As vaccinations continue, Iowa City leaders consider various ways to boost local economic activity

The Downtown Recovery Brief outlines various new grant and incentive programs, winterization efforts, and other plans for Iowa City’s downtown district.


Katie Goodale

The Ped Mall is seen on Saturday, April 4, 2020. Downtown was quiet during the first weekend after spring break as classes have been moved online and the bars closed due to coronavirus.

Marco Oceguera, News Reporter

As the economy continues to recover from the COVID-19 pandemic, local leaders are creatively envisioning the revival of Iowa City’s downtown district.

After releasing a comprehensive COVID-19 Downtown Recovery Brief, the downtown district hopes to eventually attract more businesses and consumers to the downtown area. The downtown district hopes to achieve this through a variety of incentives and community improvement efforts.

One of the main programs within the recovery plan looks to boost the retail presence within Iowa City’s downtown district. The program is offering $15,000 grants to all new retailers that sign leases in the downtown area provided that they meet the necessary criteria within the Retail Strategy Plan. New retailers will also get complimentary access to the city’s delivery service for a year.

Nancy Bird, executive director of Iowa City’s Downtown District, said one of the driving motivators for the creation of the program is to attract retailers that may have otherwise been on the fence about opening a retail store in the area.

“We knew that we needed to strengthen inclusivity and the business atmosphere,” Bird said.

Bird said the grant program is mostly about maintaining a healthy balance of businesses within the area as restaurants continue to take over many vacancies. But the retail industry itself is still performing relatively well locally, Bird added.

“We have some retail stores that have opened up during the pandemic that are doing well,” Bird said. “There is still interest in retail.”

Iowa City’s Economic Development Coordinator Wendy Ford said the problem with restaurants taking over so many local vacancies is that they require complex commercial kitchen equipment to be installed. As a result, it is difficult to use these spaces for other purposes in the future.

This could ultimately lead to an imbalance in the type of businesses and services available downtown.

“It’s best to have a healthy mix of restaurants, retailers, and other services,” Ford said. “When owners change, there is a high likelihood that the restaurant equipment stays in the facility.”

Bird added that the retail grant program will be reevaluated for continuation depending on its success in attracting businesses.

Another innovative way the downtown district hopes to boost economic activity is through new winterization efforts, which would make outdoor activities such as outdoor dining and shopping more comfortable during the cold winter months.

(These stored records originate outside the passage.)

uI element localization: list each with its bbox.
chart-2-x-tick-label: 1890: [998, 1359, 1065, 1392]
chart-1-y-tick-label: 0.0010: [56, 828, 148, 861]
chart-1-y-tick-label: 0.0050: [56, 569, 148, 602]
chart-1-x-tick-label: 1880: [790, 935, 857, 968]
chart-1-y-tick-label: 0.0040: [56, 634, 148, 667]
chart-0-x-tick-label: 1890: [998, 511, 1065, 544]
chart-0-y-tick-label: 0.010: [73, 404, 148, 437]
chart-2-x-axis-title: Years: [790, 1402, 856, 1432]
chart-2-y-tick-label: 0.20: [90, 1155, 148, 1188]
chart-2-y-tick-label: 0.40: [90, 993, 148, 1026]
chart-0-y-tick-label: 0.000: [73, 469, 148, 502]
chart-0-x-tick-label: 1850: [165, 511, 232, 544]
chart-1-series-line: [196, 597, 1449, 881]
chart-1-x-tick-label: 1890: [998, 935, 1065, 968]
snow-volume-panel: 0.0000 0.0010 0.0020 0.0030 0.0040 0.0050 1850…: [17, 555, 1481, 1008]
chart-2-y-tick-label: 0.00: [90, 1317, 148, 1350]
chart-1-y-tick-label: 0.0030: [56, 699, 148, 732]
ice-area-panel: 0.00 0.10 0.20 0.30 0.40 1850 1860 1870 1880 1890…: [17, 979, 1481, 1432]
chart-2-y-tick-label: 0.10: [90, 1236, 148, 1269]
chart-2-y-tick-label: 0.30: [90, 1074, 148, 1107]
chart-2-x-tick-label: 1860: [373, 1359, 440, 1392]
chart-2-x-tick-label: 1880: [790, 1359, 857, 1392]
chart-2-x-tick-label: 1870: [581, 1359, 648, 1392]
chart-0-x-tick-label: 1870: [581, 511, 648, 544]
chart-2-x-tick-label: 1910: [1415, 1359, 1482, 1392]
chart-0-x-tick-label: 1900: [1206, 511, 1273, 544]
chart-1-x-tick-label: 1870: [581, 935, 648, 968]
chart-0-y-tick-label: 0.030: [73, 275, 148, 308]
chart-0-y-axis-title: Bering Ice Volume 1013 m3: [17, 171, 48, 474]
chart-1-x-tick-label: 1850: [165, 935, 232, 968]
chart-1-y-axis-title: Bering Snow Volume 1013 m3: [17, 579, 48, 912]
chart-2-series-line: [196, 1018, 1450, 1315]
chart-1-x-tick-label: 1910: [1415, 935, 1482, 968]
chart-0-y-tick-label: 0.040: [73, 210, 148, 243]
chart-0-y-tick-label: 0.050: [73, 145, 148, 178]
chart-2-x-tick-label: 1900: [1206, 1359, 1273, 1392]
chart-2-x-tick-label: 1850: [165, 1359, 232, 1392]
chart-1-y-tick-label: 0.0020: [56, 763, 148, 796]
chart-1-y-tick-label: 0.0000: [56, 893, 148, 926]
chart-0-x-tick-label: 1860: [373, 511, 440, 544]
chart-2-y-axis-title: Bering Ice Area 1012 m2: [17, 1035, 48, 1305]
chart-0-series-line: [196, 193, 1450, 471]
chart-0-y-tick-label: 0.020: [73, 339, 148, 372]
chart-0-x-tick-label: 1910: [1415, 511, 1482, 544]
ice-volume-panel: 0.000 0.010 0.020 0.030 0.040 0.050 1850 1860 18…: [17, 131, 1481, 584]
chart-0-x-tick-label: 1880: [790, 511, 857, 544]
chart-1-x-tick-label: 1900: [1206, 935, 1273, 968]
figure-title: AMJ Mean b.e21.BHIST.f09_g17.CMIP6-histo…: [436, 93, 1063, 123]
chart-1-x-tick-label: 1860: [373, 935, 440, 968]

President of Iowa City’s Downtown District Nick Lindsley said ideally this plan would create a culture of embracing winter and keep economic activity more consistent. The plans could yield four-season heated patios for outdoor dining, outdoor winter vendors on the streets, and other outdoor winter events, he said.

“I think it would be a huge [economic] boost,” Lindsley said. “Anytime you find ways to get more feet on the street and in front of businesses, they’re also likely to go into those businesses.”

However, Lindsley said he recognizes that this process is inherently gradual and will require close collaboration with city officials to adjust policies, such as rewriting zoning codes.

Ford added that while she is generally supportive of the idea, she has concerns that the effectiveness of these plans will wane in the coldest times of the year.

Upper Midwestern downtown areas also tend to lack the infrastructure required for these fires and other heating systems, Ford said.

In addition, the heating systems could create new fire hazards. Such challenges may make it difficult to ultimately winterize the downtown district anytime soon.

“[These hazards] have not been considered by fire departments,” Ford said.

Ford said despite the challenges, she looks forward to continuing to collaborate closely with leaders within the Downtown District to create an appealing downtown area.

“It requires a real sort-of collaborative approach,” Ford said.